• Alternating-Hamiltonian-Cycle: Given a graph G = (V, E), and a subset A ⊆ V of its vertices, does there exist a Hamiltonian Cycle of G, such that the cycle alternates between vertices in A and vertices in V \ A?
For example, if V = {a1, a2, a3, b1, b2, b3} and A = {a1, a2, a3}, and there were edges between every vertex, then the answer would be YES, because {a1, b1, a2, b2, a3, b3, a1} is both a Hamiltonian cycle and alternates between vertices in A and vertices not in A.
For some questions like above, how can we prove that alternating hamiltonian cycle is in NP-complete?
I could prove that it is in NP, but do not know how to reduce problem from NP-hard...
I am confused about the word "Alternating" Hamiltonial cycle.
Thanks in advacnce!
Yes, the problem of finding an alternating Hamiltonian cycle with respect a subset of all vertices (the alternating hamiltonian cycle problem) is a NP-complete problem.
To prove, let us reduce the directed Hamiltonian cycle problem, one of Karp's 21 NP-complete problems, to the current problem by a polynomial-time reduction.
Let $G$ be an directed graph with vertices $V$. For each vertex $u$ in $G$, we create four new vertices, $u_{in}, u_{left},u_{right}, u_{out}$ and three undirected edges $(u_{in},u_{left}),(u_{left},u_{right}),(u_{right}, u_{out})$. For each directed edge $(u, v)$ is in $G$, we create an undirected edge $(u_{out},v_{in})$. Let $G'$ be the graph with all created vertices and edges.

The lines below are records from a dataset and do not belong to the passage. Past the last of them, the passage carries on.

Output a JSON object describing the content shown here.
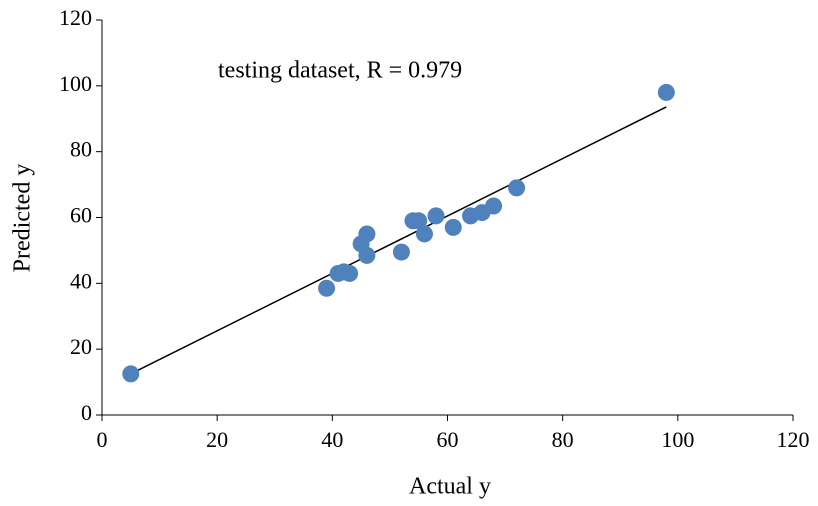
{
  "chart_data": {
    "type": "scatter",
    "annotation": "testing dataset, R = 0.979",
    "x_label": "Actual y",
    "y_label": "Predicted y",
    "series": [
      {
        "color": "#4f81bd",
        "x": [
          5,
          39,
          41,
          42,
          43,
          45,
          46,
          46,
          52,
          54,
          55,
          56,
          58,
          61,
          64,
          66,
          68,
          72,
          98
        ],
        "values": [
          12.5,
          38.5,
          43,
          43.5,
          43,
          52,
          55,
          48.5,
          49.5,
          59,
          59,
          55,
          60.5,
          57,
          60.5,
          61.5,
          63.5,
          69,
          98
        ]
      }
    ],
    "trendline": {
      "x": [
        5,
        98
      ],
      "values": [
        12.5,
        93.6
      ],
      "color": "#000000"
    },
    "xlim": [
      0,
      120
    ],
    "xticks": [
      0,
      20,
      40,
      60,
      80,
      100,
      120
    ],
    "ylim": [
      0,
      120
    ],
    "yticks": [
      0,
      20,
      40,
      60,
      80,
      100,
      120
    ]
  }
}
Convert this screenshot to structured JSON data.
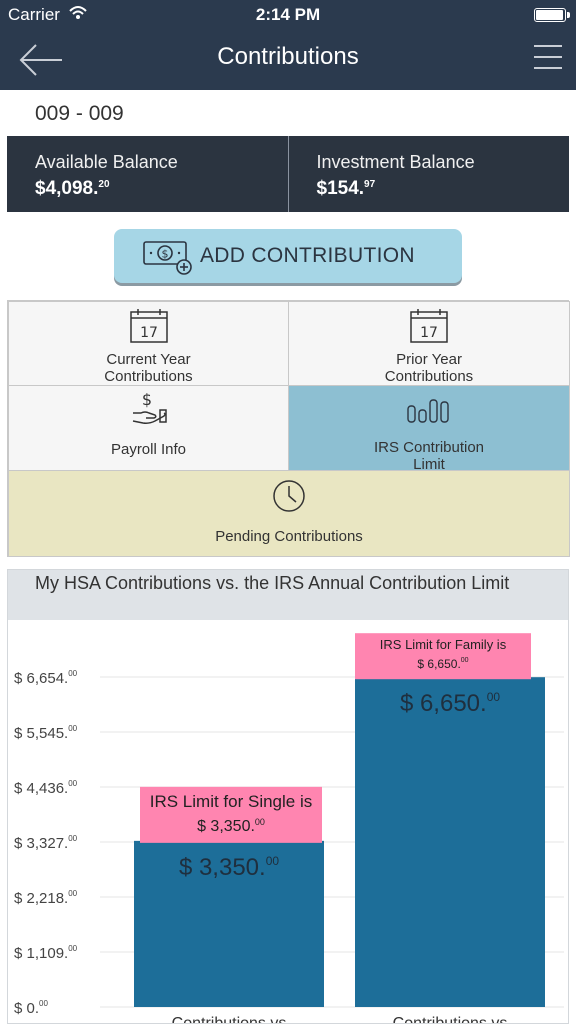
{
  "status_bar": {
    "carrier": "Carrier",
    "time": "2:14 PM",
    "battery_level": 1.0
  },
  "nav": {
    "title": "Contributions",
    "back_icon": "back-arrow-icon",
    "menu_icon": "hamburger-menu-icon"
  },
  "account": {
    "id": "009 - 009"
  },
  "balances": {
    "available": {
      "label": "Available Balance",
      "amount": "$4,098.",
      "cents": "20"
    },
    "investment": {
      "label": "Investment Balance",
      "amount": "$154.",
      "cents": "97"
    }
  },
  "add_button": {
    "label": "ADD CONTRIBUTION",
    "icon": "money-add-icon"
  },
  "tiles": {
    "current_year": {
      "label": "Current Year Contributions",
      "icon": "calendar-icon",
      "icon_text": "17"
    },
    "prior_year": {
      "label": "Prior Year Contributions",
      "icon": "calendar-icon",
      "icon_text": "17"
    },
    "payroll": {
      "label": "Payroll Info",
      "icon": "hand-dollar-icon",
      "icon_text": "$"
    },
    "irs_limit": {
      "label": "IRS Contribution Limit",
      "icon": "bar-chart-icon"
    },
    "pending": {
      "label": "Pending Contributions",
      "icon": "clock-icon"
    }
  },
  "colors": {
    "nav": "#2b3a4e",
    "balance_bg": "#2b3440",
    "button": "#a6d6e6",
    "active_tile": "#8dbfd2",
    "pending_tile": "#e9e6c2",
    "bar": "#1d6e99",
    "annotation": "#ff85b0"
  },
  "chart": {
    "title": "My HSA Contributions vs. the IRS Annual Contribution Limit"
  },
  "chart_data": {
    "type": "bar",
    "title": "My HSA Contributions vs. the IRS Annual Contribution Limit",
    "categories": [
      "Contributions vs",
      "Contributions vs"
    ],
    "values": [
      3350,
      6650
    ],
    "value_labels": [
      {
        "main": "$ 3,350.",
        "cents": "00"
      },
      {
        "main": "$ 6,650.",
        "cents": "00"
      }
    ],
    "annotations": [
      {
        "line1": "IRS Limit for Single is",
        "line2": "$ 3,350.",
        "cents": "00"
      },
      {
        "line1": "IRS Limit for Family is",
        "line2": "$ 6,650.",
        "cents": "00"
      }
    ],
    "y_ticks": [
      {
        "value": 0,
        "label": "$ 0.",
        "cents": "00"
      },
      {
        "value": 1109,
        "label": "$ 1,109.",
        "cents": "00"
      },
      {
        "value": 2218,
        "label": "$ 2,218.",
        "cents": "00"
      },
      {
        "value": 3327,
        "label": "$ 3,327.",
        "cents": "00"
      },
      {
        "value": 4436,
        "label": "$ 4,436.",
        "cents": "00"
      },
      {
        "value": 5545,
        "label": "$ 5,545.",
        "cents": "00"
      },
      {
        "value": 6654,
        "label": "$ 6,654.",
        "cents": "00"
      }
    ],
    "ylim": [
      0,
      6654
    ],
    "grid": true
  }
}
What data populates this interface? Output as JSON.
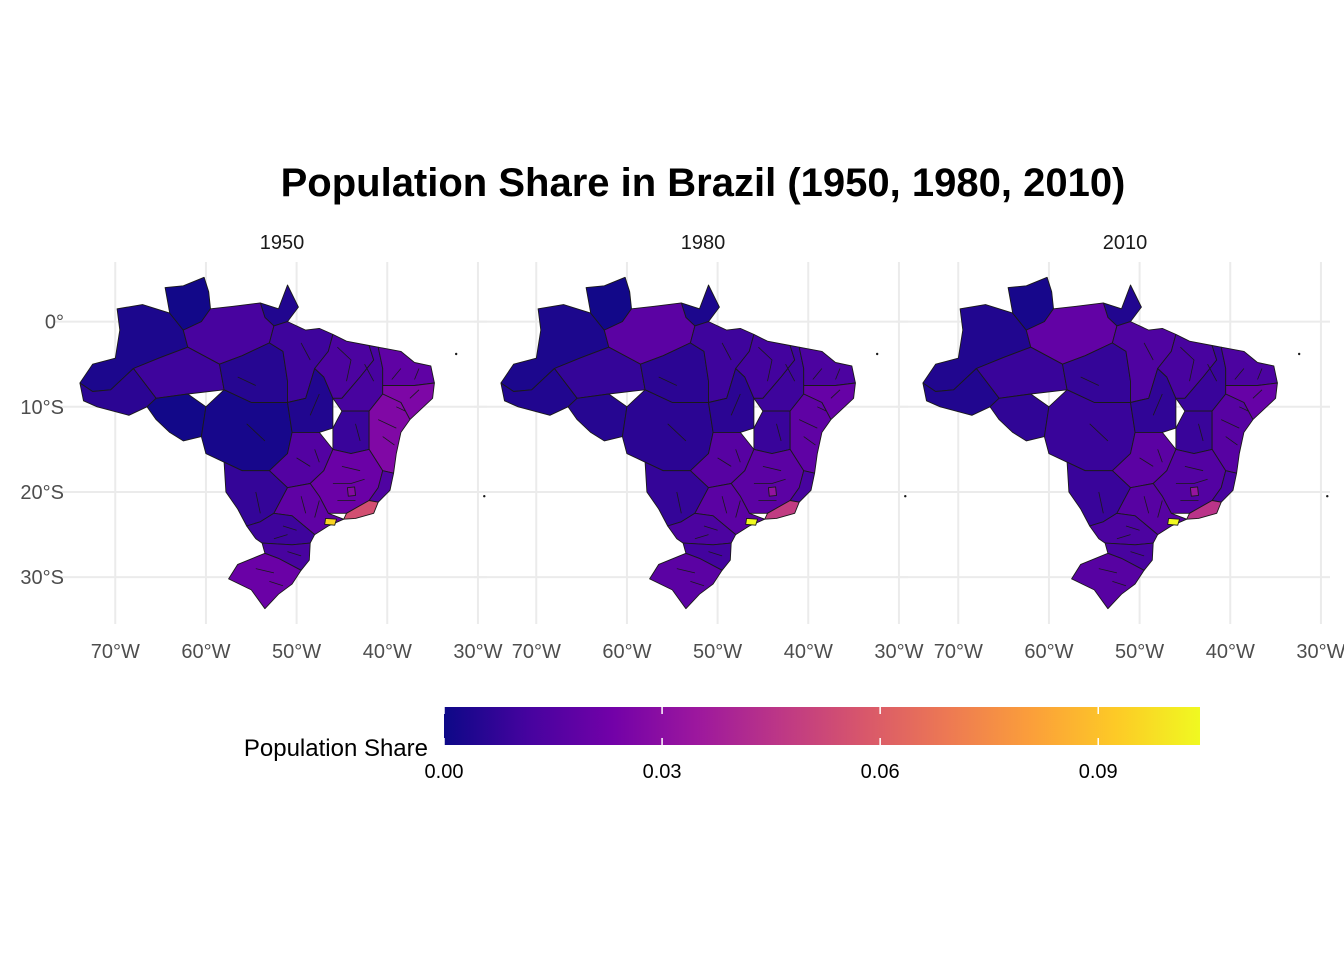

Consider the subset of all vertices $A$ which consists of all vertices $u_{out}$ and $u_{right}$ for $u\in G$. It is not hard to see that Hamiltonian cycles in $G$ are in one-to-one correspondence with alternating Hamiltonian cycles in $G'$ with respect to subset $A$. So we have reduced the directed Hamiltonian cycle problem to the alternating Hamiltonian cycle problem. We can see easily that this reduction is a polynomial-time reduction.
(In fact, the problem of finding an alternating Hamiltonian cycle is none other than the problem of finding a Hamiltonian cycle in a bipartite graph. My proof just follows the question 4 of an exercise).